The Fed raised interest rates from 2016 through 2019, meaning the 2017 boom occurred in a similar situation. But crypto prices bottomed out in mid-2019 when interest rates hit a high for the decade.
Ryan Watkins, a former Messari analyst who launched a crypto hedge fund this month, sees the current environment as unprecedented. “We are at the mercy of a broader macroeconomic slowdown which is hurting risk assets across the board,” the hedge fund manager said. “This is something crypto has never been through.”
The crypto market’s different this time around, too. The collapse of the Terra stablecoin network took $25 billion from DeFi, and within two weeks of its crash, the market has shed nearly $700B in value.
Watkins believes crypto has made real progress in the last four years. “Although [the] industry is still immature and most projects are garbage, this time around there are some projects that have product market fit,” he said. The hedge fund manager added that despite differences in the macro environment and increased user traction, the current crypto downturn is more similar to the last than it is different.
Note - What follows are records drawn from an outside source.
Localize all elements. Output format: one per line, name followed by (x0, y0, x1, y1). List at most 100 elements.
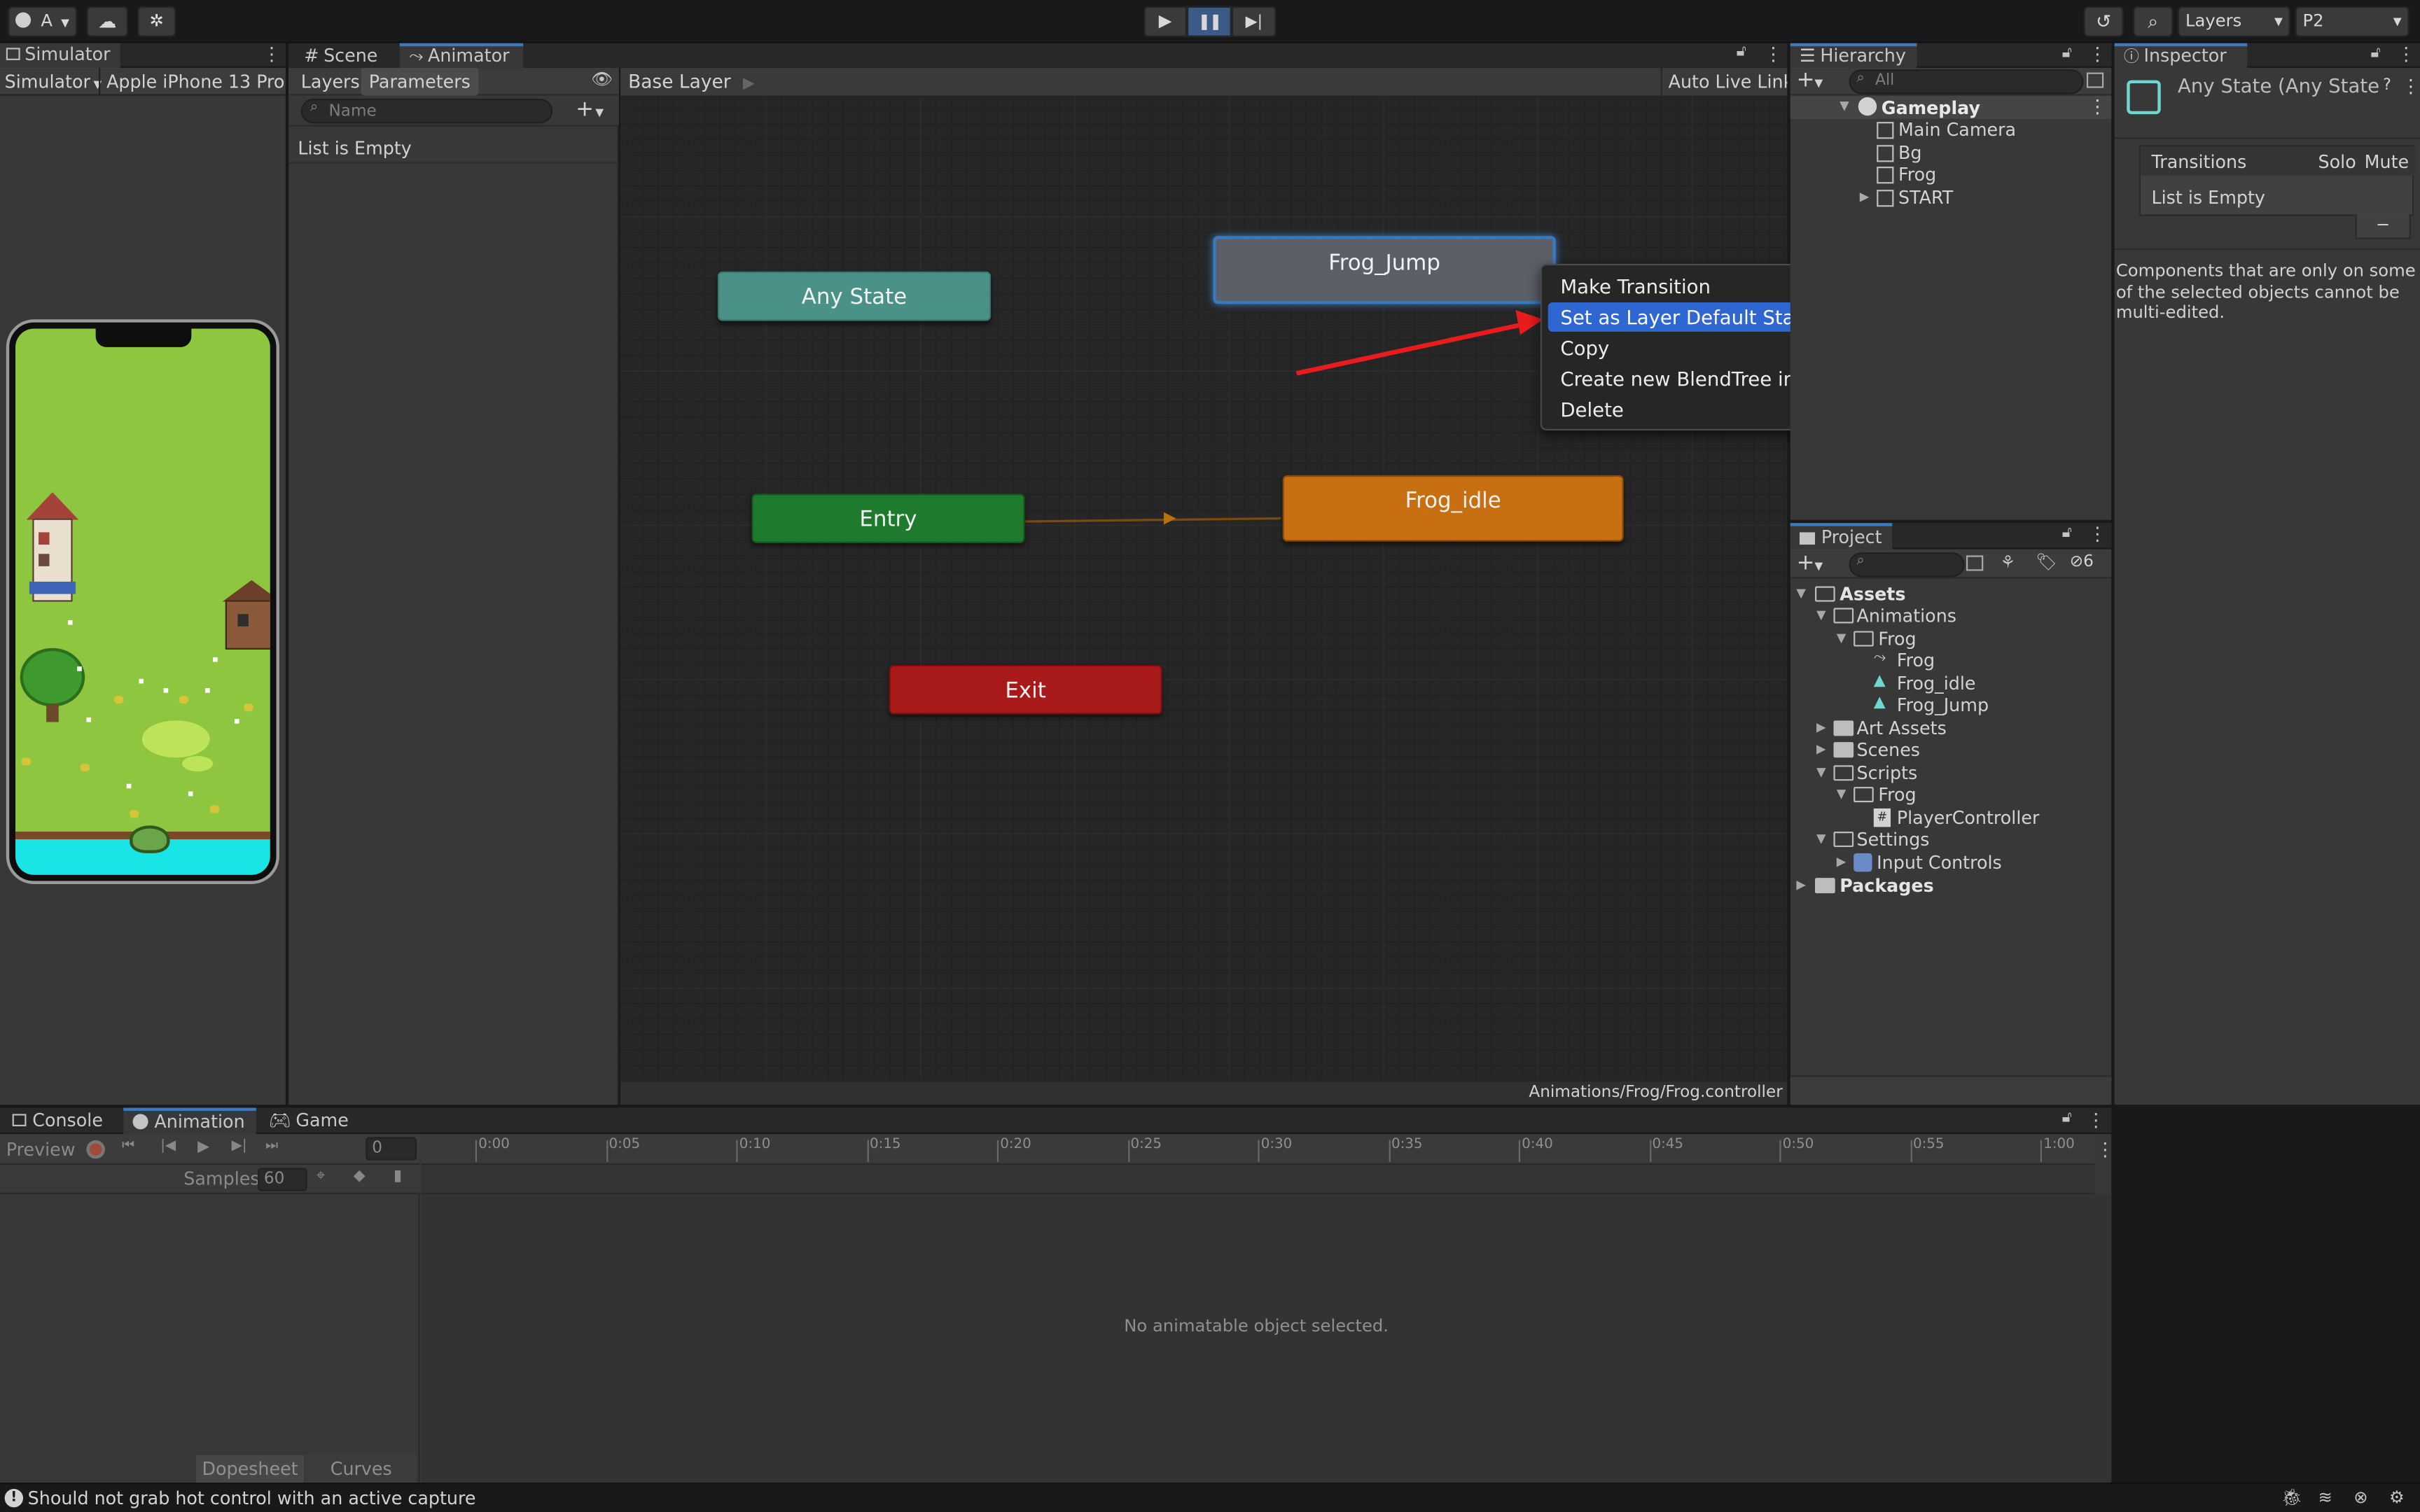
add-event-icon[interactable]: ▮ (394, 1168, 402, 1185)
more-options-icon[interactable]: ⋮ (263, 43, 281, 65)
more-options-icon[interactable]: ⋮ (2402, 76, 2420, 97)
project-item-input-controls[interactable]: ▶ Input Controls (1790, 852, 2111, 875)
tab-curves[interactable]: Curves (305, 1455, 417, 1485)
prev-key-icon[interactable]: |◀ (160, 1139, 176, 1154)
project-item-scenes[interactable]: ▶ Scenes (1790, 739, 2111, 762)
state-frog-idle[interactable]: Frog_idle (1282, 475, 1624, 542)
game-viewport[interactable] (15, 328, 270, 875)
state-frog-jump[interactable]: Frog_Jump (1213, 236, 1556, 304)
state-entry[interactable]: Entry (751, 493, 1025, 543)
frame-input[interactable]: 0 (366, 1137, 417, 1161)
layers-status-icon[interactable]: ≋ (2318, 1488, 2332, 1508)
account-dropdown[interactable]: A ▼ (8, 6, 78, 37)
play-animation-icon[interactable]: ▶ (197, 1139, 209, 1156)
lock-icon[interactable]: 🔓︎ (1737, 43, 1746, 60)
more-options-icon[interactable]: ⋮ (1764, 43, 1782, 65)
animator-graph[interactable]: Base Layer ▶ Auto Live Link Any State Fr… (620, 67, 1788, 1105)
layout-dropdown[interactable]: P2 ▼ (2295, 6, 2409, 37)
project-item-frog-controller[interactable]: ⤳ Frog (1790, 650, 2111, 673)
hierarchy-item-bg[interactable]: Bg (1790, 142, 2111, 165)
remove-transition-button[interactable]: − (2355, 214, 2411, 239)
search-button[interactable]: ⌕ (2133, 6, 2174, 37)
more-options-icon[interactable]: ⋮ (2087, 1110, 2105, 1131)
create-asset-button[interactable]: +▼ (1797, 551, 1823, 575)
samples-input[interactable]: 60 (258, 1168, 307, 1191)
more-options-icon[interactable]: ⋮ (2096, 1139, 2114, 1161)
tab-console[interactable]: Console (3, 1108, 112, 1134)
project-item-scripts-frog[interactable]: ▼ Frog (1790, 784, 2111, 807)
project-item-frog-folder[interactable]: ▼ Frog (1790, 628, 2111, 651)
project-item-packages[interactable]: ▶ Packages (1790, 875, 2111, 898)
step-button[interactable]: ▶| (1231, 6, 1277, 37)
state-any-state[interactable]: Any State (717, 271, 992, 321)
tab-game[interactable]: 🎮︎ Game (259, 1108, 358, 1134)
project-item-animations[interactable]: ▼ Animations (1790, 605, 2111, 628)
dopesheet-area[interactable] (421, 1194, 2112, 1485)
pause-button[interactable]: ❚❚ (1186, 6, 1232, 37)
lock-icon[interactable]: 🔓︎ (2062, 1110, 2072, 1126)
tab-animator[interactable]: ⤳ Animator (399, 43, 524, 68)
menu-item-delete[interactable]: Delete (1548, 395, 1829, 424)
expand-arrow-icon[interactable]: ▼ (1830, 784, 1852, 806)
expand-arrow-icon[interactable]: ▼ (1833, 96, 1855, 118)
expand-arrow-icon[interactable]: ▶ (1854, 187, 1875, 209)
label-icon[interactable]: 🏷︎ (2036, 552, 2057, 573)
tab-project[interactable]: Project (1790, 523, 1893, 550)
key-filter-icon[interactable]: ⌖ (317, 1168, 325, 1185)
simulator-mode-dropdown[interactable]: Simulator ▼ (5, 71, 102, 92)
expand-arrow-icon[interactable]: ▼ (1810, 762, 1832, 784)
more-options-icon[interactable]: ⋮ (2088, 523, 2106, 545)
menu-item-set-default-state[interactable]: Set as Layer Default State (1548, 302, 1829, 332)
project-item-player-controller[interactable]: # PlayerController (1790, 807, 2111, 830)
record-button[interactable] (86, 1140, 105, 1159)
menu-item-create-blendtree[interactable]: Create new BlendTree in State (1548, 364, 1852, 393)
project-item-scripts[interactable]: ▼ Scripts (1790, 762, 2111, 785)
hierarchy-search-input[interactable]: ⌕ All (1849, 69, 2084, 94)
play-button[interactable]: ▶ (1143, 6, 1187, 37)
eye-icon[interactable]: 👁︎ (591, 69, 613, 90)
create-button[interactable]: +▼ (1797, 68, 1823, 92)
hierarchy-item-main-camera[interactable]: Main Camera (1790, 119, 2111, 142)
add-parameter-button[interactable]: + ▼ (576, 97, 604, 122)
undo-history-button[interactable]: ↺ (2083, 6, 2124, 37)
status-message[interactable]: Should not grab hot control with an acti… (28, 1488, 476, 1509)
hidden-packages-toggle[interactable]: ⊘6 (2070, 552, 2094, 570)
network-icon[interactable]: ⊗ (2353, 1488, 2367, 1508)
cloud-button[interactable]: ☁ (86, 6, 128, 37)
project-item-frog-jump[interactable]: ▲ Frog_Jump (1790, 694, 2111, 718)
scene-visibility-icon[interactable] (2086, 72, 2104, 88)
tab-layers[interactable]: Layers (293, 68, 368, 96)
first-key-icon[interactable]: ⏮ (122, 1139, 134, 1154)
next-key-icon[interactable]: ▶| (232, 1139, 247, 1154)
project-search-input[interactable]: ⌕ (1849, 552, 1965, 578)
hierarchy-row-gameplay[interactable]: ▼ Gameplay ⋮ (1790, 95, 2112, 119)
lock-icon[interactable]: 🔓︎ (2370, 45, 2380, 62)
expand-arrow-icon[interactable]: ▶ (1790, 875, 1812, 897)
help-icon[interactable]: ? (2383, 77, 2391, 94)
hierarchy-item-start[interactable]: ▶ START (1790, 187, 2111, 210)
bug-icon[interactable]: 🐞︎ (2281, 1488, 2303, 1508)
device-dropdown[interactable]: Apple iPhone 13 Pro M (106, 71, 286, 92)
more-options-icon[interactable]: ⋮ (2397, 43, 2415, 65)
project-item-assets[interactable]: ▼ Assets (1790, 583, 2111, 606)
tab-hierarchy[interactable]: ☰ Hierarchy (1790, 43, 1917, 68)
preview-toggle[interactable]: Preview (6, 1139, 76, 1161)
tab-scene[interactable]: # Scene (295, 43, 387, 68)
project-item-settings[interactable]: ▼ Settings (1790, 829, 2111, 852)
tab-inspector[interactable]: ⓘ Inspector (2114, 43, 2248, 68)
tab-animation[interactable]: Animation (123, 1107, 256, 1135)
tab-simulator[interactable]: Simulator (0, 43, 120, 68)
layers-dropdown[interactable]: Layers ▼ (2177, 6, 2290, 37)
tab-parameters[interactable]: Parameters (361, 67, 478, 96)
timeline-ruler[interactable]: 0:00 0:05 0:10 0:15 0:20 0:25 0:30 0:35 0:40 0:45… (421, 1134, 2094, 1166)
project-item-frog-idle[interactable]: ▲ Frog_idle (1790, 673, 2111, 696)
search-by-type-icon[interactable] (1966, 555, 1984, 571)
expand-arrow-icon[interactable]: ▼ (1810, 829, 1832, 850)
expand-arrow-icon[interactable]: ▼ (1810, 605, 1832, 626)
parameter-search-input[interactable]: ⌕ Name (300, 99, 553, 124)
more-options-icon[interactable]: ⋮ (2088, 43, 2106, 65)
more-options-icon[interactable]: ⋮ (2088, 96, 2106, 118)
state-exit[interactable]: Exit (889, 664, 1162, 715)
project-item-art-assets[interactable]: ▶ Art Assets (1790, 718, 2111, 741)
menu-item-copy[interactable]: Copy (1548, 333, 1829, 363)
And a crypto winter might not be all bad: investors have a lot more distractions. “There was literally nothing to do during the 2018 bear market,” said The DeFi Edge. “DeFi, GameFi, and NFTs didn’t exist yet. So many people lost interest because of how boring it was. Now we have billions in value locked up and more talented builders than ever before.”
A report by Electric Capital published in January measured web3 development activity at an all-time high – but, with monthly peaks of 18,416 active developers, still small. Electric Capital found that developers stuck around during the last bear market, with the bull attracting more.
Longtime holders with sizable crypto portfolios can only hope developers hold on through this bear market, too. Those new to the cold may be shivering.